Foreign investments drop in 2018

Lawrence Agcaoili - The Philippine Star
Foreign investments drop in 2018
The latest figure was lower than the $10.4 billion target set by the Bangko Sentral ng Pilipinas (BSP) for 2018. The central bank originally expected FDI inflows to hit only $8.2 billion last year, but was raised to $9.4 billion, and finally to $10.4 billion.
AFP

MANILA, Philippines — Foreign direct investment (FDI) inflows declined by 4.4 percent to $9.8 billion last year from $10.3 billion in 2017 due to a sharp drop in equity placements as investors were spooked by external headwinds led by the US-China trade war and accelerating inflation in the domestic front.

The latest figure was lower than the $10.4 billion target set by the Bangko Sentral ng Pilipinas (BSP) for 2018. The central bank originally expected FDI inflows to hit only $8.2 billion last year, but was raised to $9.4 billion, and finally to $10.4 billion.

Data released by the BSP yesterday showed equity from the US, Singapore, Hong Kong, Japan, and China dropped 30.4 percent to $2.7 billion last year from $3.88 billion in 2017.

The funds were invested in manufacturing, financial and insurance, real estate, electricity, gas, steam and air-conditioning supply as well as arts, entertainment and recreation industries.

Likewise, the BSP said outflows declined by 10.4 percent to $436 million from $487 million.

The Philippine Stock Exchange index (PSEi) plunged by 12.8 percent to close 2018 at 7,466.02 due to jitters on local inflation and the series of rate hikes by the US Federal Reserve.

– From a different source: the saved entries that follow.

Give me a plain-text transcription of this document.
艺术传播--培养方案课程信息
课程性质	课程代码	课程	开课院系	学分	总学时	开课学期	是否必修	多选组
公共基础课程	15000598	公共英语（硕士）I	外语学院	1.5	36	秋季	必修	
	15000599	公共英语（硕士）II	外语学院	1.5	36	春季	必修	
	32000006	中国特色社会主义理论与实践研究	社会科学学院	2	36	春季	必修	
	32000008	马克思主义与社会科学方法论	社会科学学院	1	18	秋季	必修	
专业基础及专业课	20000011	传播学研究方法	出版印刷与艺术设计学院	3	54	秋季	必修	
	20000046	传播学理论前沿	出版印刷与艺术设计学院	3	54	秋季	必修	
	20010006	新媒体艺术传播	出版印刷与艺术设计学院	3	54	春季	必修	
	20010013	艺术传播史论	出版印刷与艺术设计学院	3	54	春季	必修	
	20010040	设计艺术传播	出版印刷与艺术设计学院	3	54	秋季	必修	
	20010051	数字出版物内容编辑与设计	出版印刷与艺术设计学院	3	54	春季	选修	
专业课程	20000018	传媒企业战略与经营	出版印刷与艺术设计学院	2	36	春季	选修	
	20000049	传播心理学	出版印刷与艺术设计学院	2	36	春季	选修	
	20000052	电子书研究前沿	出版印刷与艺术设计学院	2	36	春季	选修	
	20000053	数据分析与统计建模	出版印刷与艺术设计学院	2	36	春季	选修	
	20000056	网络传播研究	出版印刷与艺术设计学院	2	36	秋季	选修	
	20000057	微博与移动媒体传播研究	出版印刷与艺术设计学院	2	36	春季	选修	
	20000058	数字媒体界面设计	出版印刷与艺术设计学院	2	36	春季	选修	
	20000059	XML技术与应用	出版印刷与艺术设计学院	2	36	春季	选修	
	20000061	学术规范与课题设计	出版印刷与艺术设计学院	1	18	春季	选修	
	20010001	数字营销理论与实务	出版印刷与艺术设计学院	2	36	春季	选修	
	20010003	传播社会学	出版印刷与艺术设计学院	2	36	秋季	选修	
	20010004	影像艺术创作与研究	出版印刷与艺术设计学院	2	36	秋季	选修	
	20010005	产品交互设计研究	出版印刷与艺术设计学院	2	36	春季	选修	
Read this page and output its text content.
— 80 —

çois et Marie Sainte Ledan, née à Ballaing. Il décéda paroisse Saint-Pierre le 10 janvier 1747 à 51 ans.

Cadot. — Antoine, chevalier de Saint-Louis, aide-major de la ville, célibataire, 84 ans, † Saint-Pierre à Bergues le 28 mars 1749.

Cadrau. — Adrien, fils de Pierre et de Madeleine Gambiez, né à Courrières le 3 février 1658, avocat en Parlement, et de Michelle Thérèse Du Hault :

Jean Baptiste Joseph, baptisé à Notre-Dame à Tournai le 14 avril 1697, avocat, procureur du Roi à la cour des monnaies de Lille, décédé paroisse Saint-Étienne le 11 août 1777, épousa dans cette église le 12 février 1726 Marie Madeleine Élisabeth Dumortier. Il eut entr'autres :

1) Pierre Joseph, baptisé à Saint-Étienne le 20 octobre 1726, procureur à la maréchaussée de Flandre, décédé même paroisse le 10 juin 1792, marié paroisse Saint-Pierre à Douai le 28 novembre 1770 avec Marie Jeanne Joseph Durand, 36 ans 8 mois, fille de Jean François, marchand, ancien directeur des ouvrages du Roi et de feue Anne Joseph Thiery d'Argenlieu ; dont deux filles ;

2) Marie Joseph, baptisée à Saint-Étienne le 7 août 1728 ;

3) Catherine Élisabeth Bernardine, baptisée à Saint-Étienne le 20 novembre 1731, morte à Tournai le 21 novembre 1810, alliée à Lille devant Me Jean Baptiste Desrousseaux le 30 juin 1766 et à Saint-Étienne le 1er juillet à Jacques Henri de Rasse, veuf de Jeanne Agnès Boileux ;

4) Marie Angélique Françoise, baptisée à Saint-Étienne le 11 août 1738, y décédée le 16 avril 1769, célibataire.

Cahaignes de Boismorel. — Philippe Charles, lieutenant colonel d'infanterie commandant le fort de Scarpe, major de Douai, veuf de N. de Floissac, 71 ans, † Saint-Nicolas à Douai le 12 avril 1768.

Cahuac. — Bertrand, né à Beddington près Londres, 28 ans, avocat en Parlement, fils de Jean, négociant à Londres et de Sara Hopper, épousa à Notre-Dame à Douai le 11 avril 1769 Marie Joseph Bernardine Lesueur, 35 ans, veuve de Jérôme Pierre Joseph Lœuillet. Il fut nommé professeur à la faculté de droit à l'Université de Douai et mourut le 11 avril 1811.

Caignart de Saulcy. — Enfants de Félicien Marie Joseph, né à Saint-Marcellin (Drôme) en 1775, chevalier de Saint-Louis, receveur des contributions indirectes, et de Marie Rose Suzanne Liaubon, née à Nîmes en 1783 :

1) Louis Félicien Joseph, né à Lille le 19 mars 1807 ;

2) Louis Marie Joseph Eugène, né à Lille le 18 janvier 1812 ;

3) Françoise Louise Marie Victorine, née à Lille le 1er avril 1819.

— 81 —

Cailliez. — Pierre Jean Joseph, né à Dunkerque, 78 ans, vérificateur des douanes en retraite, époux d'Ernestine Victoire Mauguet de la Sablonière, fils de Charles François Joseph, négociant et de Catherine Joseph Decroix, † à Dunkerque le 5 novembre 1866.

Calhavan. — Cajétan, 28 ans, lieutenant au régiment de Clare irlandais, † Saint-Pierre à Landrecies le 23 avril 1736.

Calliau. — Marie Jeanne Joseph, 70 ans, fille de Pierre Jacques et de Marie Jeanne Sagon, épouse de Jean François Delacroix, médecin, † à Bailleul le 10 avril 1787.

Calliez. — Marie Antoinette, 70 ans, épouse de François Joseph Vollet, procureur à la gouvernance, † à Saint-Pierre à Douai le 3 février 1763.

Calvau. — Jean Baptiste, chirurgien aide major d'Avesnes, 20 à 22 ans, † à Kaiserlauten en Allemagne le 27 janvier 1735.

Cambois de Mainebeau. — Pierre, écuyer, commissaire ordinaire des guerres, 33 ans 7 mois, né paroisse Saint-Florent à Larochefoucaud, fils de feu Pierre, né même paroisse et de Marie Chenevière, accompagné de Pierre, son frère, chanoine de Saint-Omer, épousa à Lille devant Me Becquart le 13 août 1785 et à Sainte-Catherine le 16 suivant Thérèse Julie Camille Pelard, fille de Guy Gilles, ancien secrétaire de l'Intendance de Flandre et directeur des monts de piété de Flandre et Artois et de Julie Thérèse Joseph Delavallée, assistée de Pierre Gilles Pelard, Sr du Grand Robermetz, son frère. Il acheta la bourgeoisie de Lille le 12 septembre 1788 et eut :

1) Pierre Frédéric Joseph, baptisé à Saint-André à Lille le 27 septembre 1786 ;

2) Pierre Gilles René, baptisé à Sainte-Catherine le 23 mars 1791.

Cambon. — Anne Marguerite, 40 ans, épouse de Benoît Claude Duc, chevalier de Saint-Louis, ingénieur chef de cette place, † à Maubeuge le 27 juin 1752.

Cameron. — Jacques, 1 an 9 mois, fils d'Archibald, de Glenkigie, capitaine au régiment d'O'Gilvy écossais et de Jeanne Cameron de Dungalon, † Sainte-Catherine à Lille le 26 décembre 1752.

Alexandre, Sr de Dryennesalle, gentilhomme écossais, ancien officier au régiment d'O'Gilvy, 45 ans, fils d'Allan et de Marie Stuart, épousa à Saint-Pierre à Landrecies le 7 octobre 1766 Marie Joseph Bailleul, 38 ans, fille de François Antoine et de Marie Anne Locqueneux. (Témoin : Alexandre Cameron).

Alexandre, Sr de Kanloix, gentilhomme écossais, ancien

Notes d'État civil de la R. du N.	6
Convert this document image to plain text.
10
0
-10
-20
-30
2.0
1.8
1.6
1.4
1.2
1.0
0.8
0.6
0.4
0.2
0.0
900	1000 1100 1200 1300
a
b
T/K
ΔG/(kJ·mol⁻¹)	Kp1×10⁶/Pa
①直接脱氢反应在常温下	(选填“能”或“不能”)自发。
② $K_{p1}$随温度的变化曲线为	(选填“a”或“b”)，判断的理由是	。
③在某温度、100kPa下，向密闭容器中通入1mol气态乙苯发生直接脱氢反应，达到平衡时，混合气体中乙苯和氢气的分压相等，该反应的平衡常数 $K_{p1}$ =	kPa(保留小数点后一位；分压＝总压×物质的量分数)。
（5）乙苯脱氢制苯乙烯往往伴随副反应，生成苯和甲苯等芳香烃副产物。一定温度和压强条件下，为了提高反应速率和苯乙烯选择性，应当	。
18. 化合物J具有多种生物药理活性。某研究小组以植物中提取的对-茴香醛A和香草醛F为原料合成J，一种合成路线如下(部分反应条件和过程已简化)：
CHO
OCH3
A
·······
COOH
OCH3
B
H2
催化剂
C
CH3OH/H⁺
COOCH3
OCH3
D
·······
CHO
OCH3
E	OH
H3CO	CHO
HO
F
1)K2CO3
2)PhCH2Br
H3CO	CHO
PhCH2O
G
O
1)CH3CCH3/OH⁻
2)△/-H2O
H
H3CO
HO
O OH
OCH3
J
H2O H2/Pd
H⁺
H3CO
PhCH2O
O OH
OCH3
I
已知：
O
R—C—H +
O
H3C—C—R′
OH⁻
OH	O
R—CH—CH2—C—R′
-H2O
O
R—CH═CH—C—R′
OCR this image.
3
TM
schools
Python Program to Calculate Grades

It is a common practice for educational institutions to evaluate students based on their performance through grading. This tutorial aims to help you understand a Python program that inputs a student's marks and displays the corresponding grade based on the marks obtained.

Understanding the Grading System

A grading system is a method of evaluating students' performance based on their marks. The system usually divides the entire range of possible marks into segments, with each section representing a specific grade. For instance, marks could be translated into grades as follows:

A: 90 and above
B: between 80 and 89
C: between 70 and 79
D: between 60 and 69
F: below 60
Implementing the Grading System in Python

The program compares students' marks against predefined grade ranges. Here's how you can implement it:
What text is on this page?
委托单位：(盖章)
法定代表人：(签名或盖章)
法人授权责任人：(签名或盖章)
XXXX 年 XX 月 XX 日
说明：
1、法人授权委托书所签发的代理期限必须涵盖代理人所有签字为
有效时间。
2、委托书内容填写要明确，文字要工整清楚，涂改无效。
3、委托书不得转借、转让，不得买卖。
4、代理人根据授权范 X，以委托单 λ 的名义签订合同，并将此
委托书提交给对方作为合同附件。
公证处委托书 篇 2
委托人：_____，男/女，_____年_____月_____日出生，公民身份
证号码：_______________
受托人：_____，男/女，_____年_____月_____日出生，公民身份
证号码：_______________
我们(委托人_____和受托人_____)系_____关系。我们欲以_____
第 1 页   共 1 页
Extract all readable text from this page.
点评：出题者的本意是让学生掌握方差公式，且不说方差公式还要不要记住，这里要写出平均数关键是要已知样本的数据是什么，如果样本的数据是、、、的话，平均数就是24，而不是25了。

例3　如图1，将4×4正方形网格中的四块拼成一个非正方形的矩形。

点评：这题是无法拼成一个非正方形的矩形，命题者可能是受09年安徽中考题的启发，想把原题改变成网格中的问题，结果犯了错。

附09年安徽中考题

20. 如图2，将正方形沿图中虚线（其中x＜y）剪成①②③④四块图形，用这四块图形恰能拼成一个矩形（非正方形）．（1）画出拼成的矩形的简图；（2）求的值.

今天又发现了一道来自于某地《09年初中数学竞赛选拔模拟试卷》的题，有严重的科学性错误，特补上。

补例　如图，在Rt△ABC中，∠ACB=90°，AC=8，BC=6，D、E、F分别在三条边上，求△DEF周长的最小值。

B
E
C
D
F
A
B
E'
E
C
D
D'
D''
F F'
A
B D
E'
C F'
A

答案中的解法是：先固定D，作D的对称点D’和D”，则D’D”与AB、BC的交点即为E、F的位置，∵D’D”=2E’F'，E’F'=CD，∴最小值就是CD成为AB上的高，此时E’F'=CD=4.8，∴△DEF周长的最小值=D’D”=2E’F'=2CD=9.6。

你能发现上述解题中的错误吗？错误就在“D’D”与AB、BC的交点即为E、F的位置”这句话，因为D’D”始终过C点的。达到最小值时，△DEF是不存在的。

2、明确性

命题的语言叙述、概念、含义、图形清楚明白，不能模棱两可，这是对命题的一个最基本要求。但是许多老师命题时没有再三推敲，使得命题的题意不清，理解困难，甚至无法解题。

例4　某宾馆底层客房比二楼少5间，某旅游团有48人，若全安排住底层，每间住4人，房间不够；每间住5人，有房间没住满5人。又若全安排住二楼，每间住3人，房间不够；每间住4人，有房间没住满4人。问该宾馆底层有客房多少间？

This was the worst annual performance of the stock market barometer since 2009.

The BSP said the bulk of the net FDI inflow last year was in the form of intercompany borrowings or lending between foreign direct investors and their subsidiaries in the Philippines.

Investments in debt instruments recorded a double-digit growth of 11.3 percent to $6.67 billion last year from $5.99 billion in 2017, while reinvestment of earnings remained steady at $859 million from $863 million.

Investors remained concerned about the rising trade tension between Washington and Beijing, while closely monitoring the actions of the BSP as inflation breached the two to four percent target, averaging at 5.2 percent last year from 2.9 percent in 2017 due to elevated oil and food prices as well as weak peso.

This prompted the central bank to lift rates by 175 basis points in five straight rate-setting meetings from May to November last year to prevent inflation from spiraling out of control.

For December, the BSP said net FDI inflows decreased by 4.8 percent to $677 million from $712 million in the same period last year as net investments of equity capital plunged by 57.6 percent to $132 million from $312 million.

Placements dropped 51.8 percent to $161 million from $334 million, while withdrawals grew 29.3 percent to $29 million from $22 million.

For 2019, the BSP sees FDI inflows reaching $10.2 billion.